Need help verifying this(trig related):

januaryair · #1 $Old$ January 6th, 2009, 03:48 PM

cos(A+B)= cosAcosB - sinAsinB

for which A= (pi)/6
and B= (pi)/3

thank you, thank you, thank you

skeeter · #2 $Old$ January 6th, 2009, 03:53 PM

$\cos\left(\frac{\pi}{6} + \frac{\pi}{3}\right) = \cos\left(\frac{\pi}{2}\right) = 0$

$\cos\left(\frac{\pi}{6}\right)\cos\left(\frac{\pi}{3}\right) - \sin\left(\frac{\pi}{6}\right)\sin\left(\frac{\pi}{3}\right)$

look at your unit circle and evaluate the above expression ... you should get 0, right?

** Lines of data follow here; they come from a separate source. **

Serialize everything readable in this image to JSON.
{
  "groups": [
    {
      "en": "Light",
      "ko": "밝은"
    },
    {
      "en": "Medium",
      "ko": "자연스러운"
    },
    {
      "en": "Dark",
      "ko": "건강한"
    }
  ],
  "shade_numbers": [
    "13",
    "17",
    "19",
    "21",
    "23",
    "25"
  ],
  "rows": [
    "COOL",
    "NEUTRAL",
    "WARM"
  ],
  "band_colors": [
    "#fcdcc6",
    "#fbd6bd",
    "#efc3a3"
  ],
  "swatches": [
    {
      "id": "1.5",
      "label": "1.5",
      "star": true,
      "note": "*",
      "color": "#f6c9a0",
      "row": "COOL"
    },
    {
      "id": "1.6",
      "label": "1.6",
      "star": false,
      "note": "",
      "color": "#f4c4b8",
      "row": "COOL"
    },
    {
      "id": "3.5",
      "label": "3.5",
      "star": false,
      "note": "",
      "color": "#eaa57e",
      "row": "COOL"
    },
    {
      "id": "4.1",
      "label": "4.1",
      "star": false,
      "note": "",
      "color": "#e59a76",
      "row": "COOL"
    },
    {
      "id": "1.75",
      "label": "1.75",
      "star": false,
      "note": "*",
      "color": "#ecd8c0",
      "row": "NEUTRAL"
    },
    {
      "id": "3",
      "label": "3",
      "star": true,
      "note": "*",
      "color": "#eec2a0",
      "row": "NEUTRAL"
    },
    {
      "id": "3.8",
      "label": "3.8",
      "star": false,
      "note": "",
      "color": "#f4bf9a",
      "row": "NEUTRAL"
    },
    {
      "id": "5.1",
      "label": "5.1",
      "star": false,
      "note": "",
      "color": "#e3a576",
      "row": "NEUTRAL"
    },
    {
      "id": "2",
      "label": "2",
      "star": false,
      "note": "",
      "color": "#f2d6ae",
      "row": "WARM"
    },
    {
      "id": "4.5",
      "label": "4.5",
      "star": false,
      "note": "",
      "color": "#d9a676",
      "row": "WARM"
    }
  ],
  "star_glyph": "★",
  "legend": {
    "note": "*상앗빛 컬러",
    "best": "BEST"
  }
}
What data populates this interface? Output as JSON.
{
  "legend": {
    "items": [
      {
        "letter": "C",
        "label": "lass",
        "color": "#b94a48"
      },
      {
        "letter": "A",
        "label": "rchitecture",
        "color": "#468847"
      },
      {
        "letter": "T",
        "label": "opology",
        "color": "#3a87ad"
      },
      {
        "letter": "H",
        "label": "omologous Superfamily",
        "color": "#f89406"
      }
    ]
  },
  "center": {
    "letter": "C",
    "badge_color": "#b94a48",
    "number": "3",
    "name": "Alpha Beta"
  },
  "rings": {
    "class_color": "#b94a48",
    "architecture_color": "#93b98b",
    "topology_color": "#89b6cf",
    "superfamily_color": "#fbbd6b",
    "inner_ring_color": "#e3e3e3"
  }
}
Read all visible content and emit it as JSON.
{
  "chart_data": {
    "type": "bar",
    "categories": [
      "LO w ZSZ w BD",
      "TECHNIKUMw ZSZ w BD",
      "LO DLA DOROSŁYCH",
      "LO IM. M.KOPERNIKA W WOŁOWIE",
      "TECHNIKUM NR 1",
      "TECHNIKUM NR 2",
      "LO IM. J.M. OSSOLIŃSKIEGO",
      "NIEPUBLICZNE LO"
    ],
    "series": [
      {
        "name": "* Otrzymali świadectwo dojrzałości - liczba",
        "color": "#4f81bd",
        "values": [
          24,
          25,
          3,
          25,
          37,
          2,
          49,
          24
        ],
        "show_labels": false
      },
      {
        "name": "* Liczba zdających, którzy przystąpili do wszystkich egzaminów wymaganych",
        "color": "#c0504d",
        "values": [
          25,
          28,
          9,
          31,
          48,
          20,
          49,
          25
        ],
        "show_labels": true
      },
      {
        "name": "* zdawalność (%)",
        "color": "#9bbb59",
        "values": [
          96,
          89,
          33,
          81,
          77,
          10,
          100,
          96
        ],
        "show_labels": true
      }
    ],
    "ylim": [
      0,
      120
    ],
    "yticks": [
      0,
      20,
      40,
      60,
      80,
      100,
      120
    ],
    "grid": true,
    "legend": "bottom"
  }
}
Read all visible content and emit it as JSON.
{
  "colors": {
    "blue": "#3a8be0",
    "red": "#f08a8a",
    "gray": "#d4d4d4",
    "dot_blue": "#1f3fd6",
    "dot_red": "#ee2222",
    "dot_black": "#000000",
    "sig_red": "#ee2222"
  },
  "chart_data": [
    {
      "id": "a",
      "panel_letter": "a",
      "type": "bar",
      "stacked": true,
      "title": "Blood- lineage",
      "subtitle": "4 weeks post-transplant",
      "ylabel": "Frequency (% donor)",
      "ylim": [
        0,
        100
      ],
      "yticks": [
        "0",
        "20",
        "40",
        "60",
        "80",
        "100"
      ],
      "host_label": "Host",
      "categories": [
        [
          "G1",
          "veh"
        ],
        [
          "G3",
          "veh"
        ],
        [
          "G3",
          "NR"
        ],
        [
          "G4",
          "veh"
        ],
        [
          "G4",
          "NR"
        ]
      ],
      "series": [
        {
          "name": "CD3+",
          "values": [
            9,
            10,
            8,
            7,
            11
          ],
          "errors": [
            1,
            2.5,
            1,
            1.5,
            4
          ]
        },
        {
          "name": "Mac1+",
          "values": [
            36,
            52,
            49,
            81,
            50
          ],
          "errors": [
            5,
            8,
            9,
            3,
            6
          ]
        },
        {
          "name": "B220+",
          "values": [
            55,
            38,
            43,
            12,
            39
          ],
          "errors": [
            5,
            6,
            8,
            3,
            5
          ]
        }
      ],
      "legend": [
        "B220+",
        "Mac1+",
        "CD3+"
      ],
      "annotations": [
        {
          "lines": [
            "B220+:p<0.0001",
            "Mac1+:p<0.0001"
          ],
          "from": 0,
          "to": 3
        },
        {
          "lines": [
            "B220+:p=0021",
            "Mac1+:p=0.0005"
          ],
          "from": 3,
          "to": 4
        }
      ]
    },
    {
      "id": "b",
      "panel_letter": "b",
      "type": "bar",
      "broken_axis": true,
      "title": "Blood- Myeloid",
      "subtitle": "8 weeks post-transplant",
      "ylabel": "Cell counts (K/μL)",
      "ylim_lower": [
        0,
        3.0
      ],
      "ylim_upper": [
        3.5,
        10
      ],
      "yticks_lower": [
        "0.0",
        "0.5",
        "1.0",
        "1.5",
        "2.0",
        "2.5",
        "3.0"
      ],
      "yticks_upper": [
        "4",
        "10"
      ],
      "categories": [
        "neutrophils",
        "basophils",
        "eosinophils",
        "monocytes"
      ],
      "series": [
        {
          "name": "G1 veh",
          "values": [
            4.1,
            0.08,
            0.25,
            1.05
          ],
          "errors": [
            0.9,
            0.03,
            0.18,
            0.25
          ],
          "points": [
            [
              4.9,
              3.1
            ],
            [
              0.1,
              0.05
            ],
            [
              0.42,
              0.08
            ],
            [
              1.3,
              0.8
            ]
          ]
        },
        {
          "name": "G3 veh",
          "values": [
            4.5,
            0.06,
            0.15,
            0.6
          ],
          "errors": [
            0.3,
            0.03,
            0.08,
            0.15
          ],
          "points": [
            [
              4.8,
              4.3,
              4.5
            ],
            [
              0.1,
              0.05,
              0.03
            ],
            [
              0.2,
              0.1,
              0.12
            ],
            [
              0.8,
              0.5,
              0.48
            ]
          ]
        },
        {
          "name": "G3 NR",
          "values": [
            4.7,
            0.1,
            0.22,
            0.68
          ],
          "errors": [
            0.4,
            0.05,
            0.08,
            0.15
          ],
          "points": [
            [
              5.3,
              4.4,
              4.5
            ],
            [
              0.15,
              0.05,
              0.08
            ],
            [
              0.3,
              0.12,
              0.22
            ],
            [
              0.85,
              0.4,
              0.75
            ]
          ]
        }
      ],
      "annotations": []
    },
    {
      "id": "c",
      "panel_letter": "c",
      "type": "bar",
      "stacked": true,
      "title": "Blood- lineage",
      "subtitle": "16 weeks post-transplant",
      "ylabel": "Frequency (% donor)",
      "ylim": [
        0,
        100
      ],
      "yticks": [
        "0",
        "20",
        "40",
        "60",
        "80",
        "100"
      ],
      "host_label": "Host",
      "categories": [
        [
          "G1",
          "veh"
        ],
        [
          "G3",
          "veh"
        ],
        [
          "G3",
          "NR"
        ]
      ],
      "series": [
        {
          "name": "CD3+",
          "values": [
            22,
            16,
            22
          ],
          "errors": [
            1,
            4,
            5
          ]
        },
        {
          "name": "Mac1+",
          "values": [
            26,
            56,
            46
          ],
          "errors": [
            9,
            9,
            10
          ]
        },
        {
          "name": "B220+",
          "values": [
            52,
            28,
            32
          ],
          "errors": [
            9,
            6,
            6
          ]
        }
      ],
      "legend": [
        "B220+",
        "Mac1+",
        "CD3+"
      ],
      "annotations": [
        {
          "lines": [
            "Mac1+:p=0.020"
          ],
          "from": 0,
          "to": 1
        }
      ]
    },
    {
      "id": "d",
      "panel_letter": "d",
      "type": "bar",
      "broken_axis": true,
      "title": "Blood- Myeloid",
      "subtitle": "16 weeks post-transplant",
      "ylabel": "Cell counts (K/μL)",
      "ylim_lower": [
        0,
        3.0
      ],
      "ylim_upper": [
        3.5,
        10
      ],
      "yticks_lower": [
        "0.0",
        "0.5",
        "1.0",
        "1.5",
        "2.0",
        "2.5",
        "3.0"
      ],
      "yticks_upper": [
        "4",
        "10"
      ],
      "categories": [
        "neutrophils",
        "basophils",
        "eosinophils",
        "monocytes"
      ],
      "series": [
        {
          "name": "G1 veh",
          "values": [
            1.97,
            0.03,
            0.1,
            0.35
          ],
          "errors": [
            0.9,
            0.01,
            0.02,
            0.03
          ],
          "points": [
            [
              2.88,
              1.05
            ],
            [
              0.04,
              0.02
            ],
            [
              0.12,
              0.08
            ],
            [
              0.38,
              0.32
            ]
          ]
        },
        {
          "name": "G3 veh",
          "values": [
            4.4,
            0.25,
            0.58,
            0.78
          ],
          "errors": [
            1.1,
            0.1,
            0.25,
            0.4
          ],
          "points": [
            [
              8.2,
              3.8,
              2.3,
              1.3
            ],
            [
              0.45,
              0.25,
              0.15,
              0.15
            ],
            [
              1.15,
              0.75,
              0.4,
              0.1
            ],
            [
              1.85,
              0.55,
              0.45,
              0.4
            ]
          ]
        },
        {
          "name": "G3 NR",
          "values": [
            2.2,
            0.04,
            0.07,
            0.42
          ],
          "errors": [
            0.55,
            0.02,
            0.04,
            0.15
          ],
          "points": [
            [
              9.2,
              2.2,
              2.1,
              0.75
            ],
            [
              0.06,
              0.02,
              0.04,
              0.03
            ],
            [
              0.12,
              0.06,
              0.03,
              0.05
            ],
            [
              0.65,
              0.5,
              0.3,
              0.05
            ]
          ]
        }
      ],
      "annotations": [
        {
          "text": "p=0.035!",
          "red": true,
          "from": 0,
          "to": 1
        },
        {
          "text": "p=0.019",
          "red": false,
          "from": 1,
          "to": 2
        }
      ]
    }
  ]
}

craig · #3 $Old$ January 6th, 2009, 03:58 PM

$a = \frac{\pi}{6}$ and $b= \frac{\pi}{3}$

$\cos( \frac{\pi}{2}) = 0$

$\cos( \frac{\pi}{6}).\cos( \frac{\pi}{3})-\sin( \frac{\pi}{6}).\sin( \frac{\pi}{3}) \rightarrow \frac{\sqrt{3}}{4}-\frac{\sqrt{3}}{4}$

This what you mean?

craig · #4 $Old$ January 6th, 2009, 03:58 PM

Sorry I was beaten to it

januaryair · #5 $Old$ January 6th, 2009, 03:59 PM

Yep, thats right. Thank you. i had the second part equaling zero, but i couldnt get the first part. You helped a lot!